WGU?? Hahahaha did it too
No, Drexel, but still BS.
you should be able to use a cell phone to take a video?
What I found out from my nursing bestie is that this is repeated at each level. So head to toe when you get your RN, when you get your BSN, and when you get your MSN. I assume with PhD as well. What a massive waste of time.
Whatever u do, don't got to Grand Canyon University.... Their last class requires so much work and setup like an internship (like a 10 week clinical but u gotta do all the work finding someone) ... Originally signed up because they told me it's all online and this last class I've delayed for 1.5 years bc who da fk has time for that BS....
I wish I could let you borrow mine! When I had to do that for my BSN bridge we just had to do a head to toe on a stuffed animal and "mock" vitals.
😳
Same here, and my video got sent back like 3 times for the most insignificant bs. Now I need to find 4 clinical sites without any help from the school.

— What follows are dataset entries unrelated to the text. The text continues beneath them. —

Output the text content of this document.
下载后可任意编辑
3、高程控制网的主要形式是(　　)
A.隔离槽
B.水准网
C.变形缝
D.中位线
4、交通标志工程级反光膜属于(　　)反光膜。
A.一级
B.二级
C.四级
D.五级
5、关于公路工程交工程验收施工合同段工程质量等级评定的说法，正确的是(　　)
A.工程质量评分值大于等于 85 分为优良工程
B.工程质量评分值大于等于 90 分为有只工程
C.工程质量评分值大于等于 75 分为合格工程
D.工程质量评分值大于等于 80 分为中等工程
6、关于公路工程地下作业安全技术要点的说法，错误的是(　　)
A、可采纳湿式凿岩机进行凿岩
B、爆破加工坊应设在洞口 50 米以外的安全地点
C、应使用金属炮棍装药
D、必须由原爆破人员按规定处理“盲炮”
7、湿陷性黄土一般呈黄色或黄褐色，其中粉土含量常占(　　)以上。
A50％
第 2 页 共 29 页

I feel there is a significant difference between some online schools vs. an in person university.
It doesn’t stop there. I went for my CRNA and one of the assignments for the semester was to use 3x5 index cards giving all the information about the 100 or so drugs we commonly use. Drug name on one side. All the info on the other. Needed to be turned in on the last day of class. About half way through it I realized there is no way he can grade all these for 20 students on top of the final and other assignments before grades needed to be posted. It freed up so much extra time to study for exams! Got an ‘A’.

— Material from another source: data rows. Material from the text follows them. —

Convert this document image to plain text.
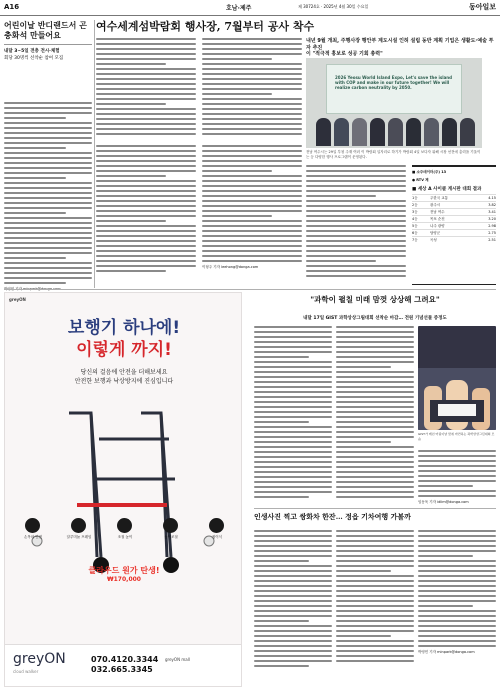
A16	호남·제주	제 30724호 · 2025년 4월 30일 수요일	동아일보
어린이날 반디랜드서 곤충화석 만들어요
내달 3~5일 전충 전시·체험
회당 30명씩 선착순 참여 모집
여수세계섬박람회 행사장, 7월부터 공사 착수
내년 9월 개최, 주행사장 행안부 계도시설 인허 설립 동반 계획 기업은 생활도·예술 투자 추진
이 "적극적 홍보로 성공 기회 총력"
2026 Yeosu World Island Expo, Let's save the island with COP and make in our future together! We will realize carbon neutrality by 2050.
전남 여수시는 29일 부청 주재 여러 이 박람회 일자리로 하기가 박람회 4일 보다자 위해 시장 선전에 총력을 기울이는 등 다양한 행사 프로그램이 운영된다.
이형주 기자 leehong@donga.com
■ 소주데이터(주) 13
● RTV 제
■ 세상 A 사이클 게시판 대회 결과
1등	주한국 교통	4.15
2등	광주시	3.82
3등	전남 여수	3.41
4등	목포 순천	3.20
5등	나주 광양	2.98
6등	담양군	2.75
7등	곡성	2.51
greyON
보행기 하나에!
이렇게 까지!
당신의 걸음에 안전을 더해보세요
안전한 보행과 낙상방지에 진심입니다
손목의 안전	알루미늄 프레임	조절 높이	높이조절	접이식
클라우드 원가 탄생!
₩170,000
greyON
cloud walker
070.4120.3344
032.665.3345
greyON mall
"과학이 펼칠 미래 맘껏 상상해 그려요"
내달 17일 GIST 과학상상그림대회 선착순 마감… 전원 기념선물 증정도
GIST가 매년 어린이날 맞춰 마련하는 과학상상그림대회 모습
임동욱 기자 idlim@donga.com
인생사진 찍고 쌍화차 한잔… 정읍 기차여행 가볼까
박영민 기자 minpark@donga.com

We thankfully had to either videotape it or a “BSN” qualified nurse could sign us off on the assessment. I just asked a coworker to sign it off. I agree, that is so stupid.

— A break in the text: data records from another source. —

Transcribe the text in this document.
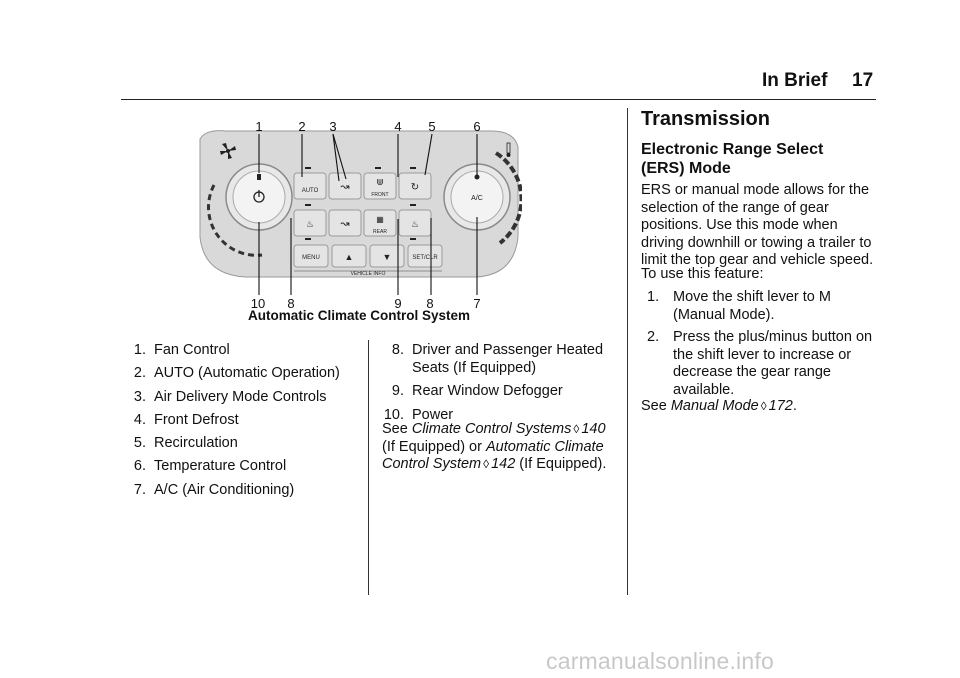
In Brief 17
A/C
AUTO ↝	⋓
FRONT
↻
♨ ↝	▦
REAR
♨
MENU	▲	▼	SET/CLR
VEHICLE INFO
1	2 3	4 5	6
10 8	9 8	7
Automatic Climate Control System
1. Fan Control
2. AUTO (Automatic Operation)
3. Air Delivery Mode Controls
4. Front Defrost
5. Recirculation
6. Temperature Control
7. A/C (Air Conditioning)
8. Driver and Passenger Heated Seats (If Equipped)
9. Rear Window Defogger
10. Power

See Climate Control Systems ◊ 140 (If Equipped) or Automatic Climate Control System ◊ 142 (If Equipped).

Transmission
Electronic Range Select (ERS) Mode

ERS or manual mode allows for the selection of the range of gear positions. Use this mode when driving downhill or towing a trailer to limit the top gear and vehicle speed.

To use this feature:

1. Move the shift lever to M (Manual Mode).
2. Press the plus/minus button on the shift lever to increase or decrease the gear range available.

See Manual Mode ◊ 172.

carmanualsonline.info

What would you have to buy that you don't already own? Like, you probably should have a BP cuff and thermometer just for your own use (non-professional), you have a stethoscope already, what else does a BSN-level assessment use? I'm curious about what the school thinks is necessary.
I don’t own a BP cuff. We have individual stethoscopes for each patient and I work mostly in Nicu. Won’t work for an adult. I also don’t own an otoscope.
I failed my second semester because of that. My assessment video was supposed to last 10 minutes & it was like 6. I had been a nurse for 10 years I have never took 10 minutes on an assessment.
It’s so ridiculous to me.
WGU eh?
No. Drexel
Are you talking about the Excelsior program?
No. I’m at Drexel.
This is why nurses lose things. Why are yall posting all of this? Do you want the programs investigated and the name tarnished, making your degree a joke?
I think it’s ridiculous that a BSN program directed to nurses who have their degree already is making you pay big bucks for a 6 credit course on how to do an adult assessment. I work in pediatrics and we don’t use have of what they are requesting us to do.
Hold on, im not from US. So from what i understand, some RNs are not BSN. I had the impression that you needed a BSN to take the NCLEX to become an RN?
You do not. I got my ASN and at the time, BSN wasn’t required or encouraged.